Der Hashtag #MeTwo holt seit Tagen Alltagsrassismus vor den Vorhang – einen Vorhang, der immer halb transparent ist, bei dem aber jeder so tut, als wäre er blickdicht. Während viele Menschen fast täglich Diskriminierung aufgrund ihrer Herkunft oder ihrer Wurzeln erfahren, ist das Thema für viele Menschen neu. Perfekt also, um den öffentlich-rechtlichen Auftrag ernst zu nehmen und einen wichtigen Teil unserer Gesellschaft abzubilden.

Der patscherte Umgang der Österreicherinnen und Österreicher mit schwarzen Menschen – oder besser: der patscherte Umgang weißer Wienerinnen und Wiener mit schwarzen Wienerinnen und Wienern – war unter anderem Gegenstand einer Dokumentation, die der ORF Wien in Auftrag gab, inhaltlich absegnete und kurz vor der Ausstrahlung aus dem Programm kickte. Patschert ist der Umgang mit Menschen, die Wurzeln in anderen Ländern oder Kulturen haben, oft. Rassistisch auch – und genau das ist ein Thema, das man im ORF nicht hören und nicht erzählen will.

Homogene Medienwelt

Rassismus hat verschiedenste Facetten, die Doku "Schwarz in Wien – Von Soliman bis Alaba" hätte einen wichtigen Beitrag leisten können, die Lebensrealitäten von vielen Menschen in dieser Stadt und in diesem Land abzubilden. Eine Produktion, die schwarze Menschen vor die Kamera holt, die ihre Erfahrungen und Erlebnisse schildern. Interviewpartnerinnen und Interviewpartner, die sich selbstverständlich als Teil dieses Landes fühlen, bis es ihnen jemand abspricht – und das womöglich das ganze Leben lang.

Von kleinen Worten bis zu wüsten Beschimpfungen, Handgreiflichkeiten, Polizeigewalt und Diskriminierung bei der Wohnungs- und Arbeitssuche – das Leben als schwarzer Mensch in Österreich fordert enorme Stärke. Die Verarbeitung, der Umgang und die Erlebnisse variieren von Person zu Person. Was bleibt, sind Geschichten, die eine Plattform brauchen. Eine Plattform, die die österreichische Medienwelt mit ihren meist sehr homogenen, weißen Redaktionen nicht bieten will. Schwarze Menschen dürfen als Kriminelle auftreten, Sport machen, singen und brav mit Trommeln im Afrikadorf sitzen, einfach Teil dieser Gesellschaft sein allerdings eher nicht.

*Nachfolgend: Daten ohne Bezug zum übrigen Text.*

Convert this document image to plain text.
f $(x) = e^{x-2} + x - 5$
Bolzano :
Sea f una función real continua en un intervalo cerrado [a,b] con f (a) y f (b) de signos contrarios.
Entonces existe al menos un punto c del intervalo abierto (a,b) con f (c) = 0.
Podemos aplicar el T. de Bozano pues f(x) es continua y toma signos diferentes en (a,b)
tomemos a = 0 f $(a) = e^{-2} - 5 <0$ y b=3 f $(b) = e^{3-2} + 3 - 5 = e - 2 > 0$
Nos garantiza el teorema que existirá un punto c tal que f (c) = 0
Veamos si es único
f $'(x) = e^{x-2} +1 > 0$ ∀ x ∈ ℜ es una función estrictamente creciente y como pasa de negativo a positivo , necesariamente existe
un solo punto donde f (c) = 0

Repräsentation nur, wenn es "thematisch passt"

Diversität und die österreichische Medienwelt sind keine guten Freunde. Journalisten und Journalistinnen sind mehrheitlich weiß, ohne Migrationshintergrund und kommen eher nicht aus den sogenannten Arbeiterfamilien. Man berichtet "über" etwas. Über den Islam, über "Brennpunktschulen", über Migration, meist ohne die betroffenen Gruppen miteinzubeziehen – und lässt somit nicht beide Seiten zu Wort kommen. Repräsentation ist zu viel verlangt, geht nur, wenn es "thematisch passt". Und schnell merkt man, es passt nie.

Warum spielt der ORF eine fertige, abgesegnete, vom Verantwortlichen als "toll" und "stark" bezeichnete und in Auftrag gegebene Doku nicht und lässt sie kurz vor dem Sendetermin am 5. August um 18.20 Uhr auf ORF 2 im Archiv verschwinden? Warum ist die Direktorin des Landesstudio Wien, die in letzter Minute die Reißleine zog, bis jetzt nicht bereit, ein Statement mit einer Begründung abzugeben, und lässt alle mit ihrer Entscheidung im Ungewissen? (Anm.: Auf Nachfrage des STANDARD erklärte der ORF, die Dokumentation habe "technisch, formal und inhaltlich nicht dem beauftragten Konzept entsprochen", doch dem Gestalter Thaddäus Podgorski junior sind lediglich "technische Probleme, die schnell ausgeräumt wurden", bekannt.)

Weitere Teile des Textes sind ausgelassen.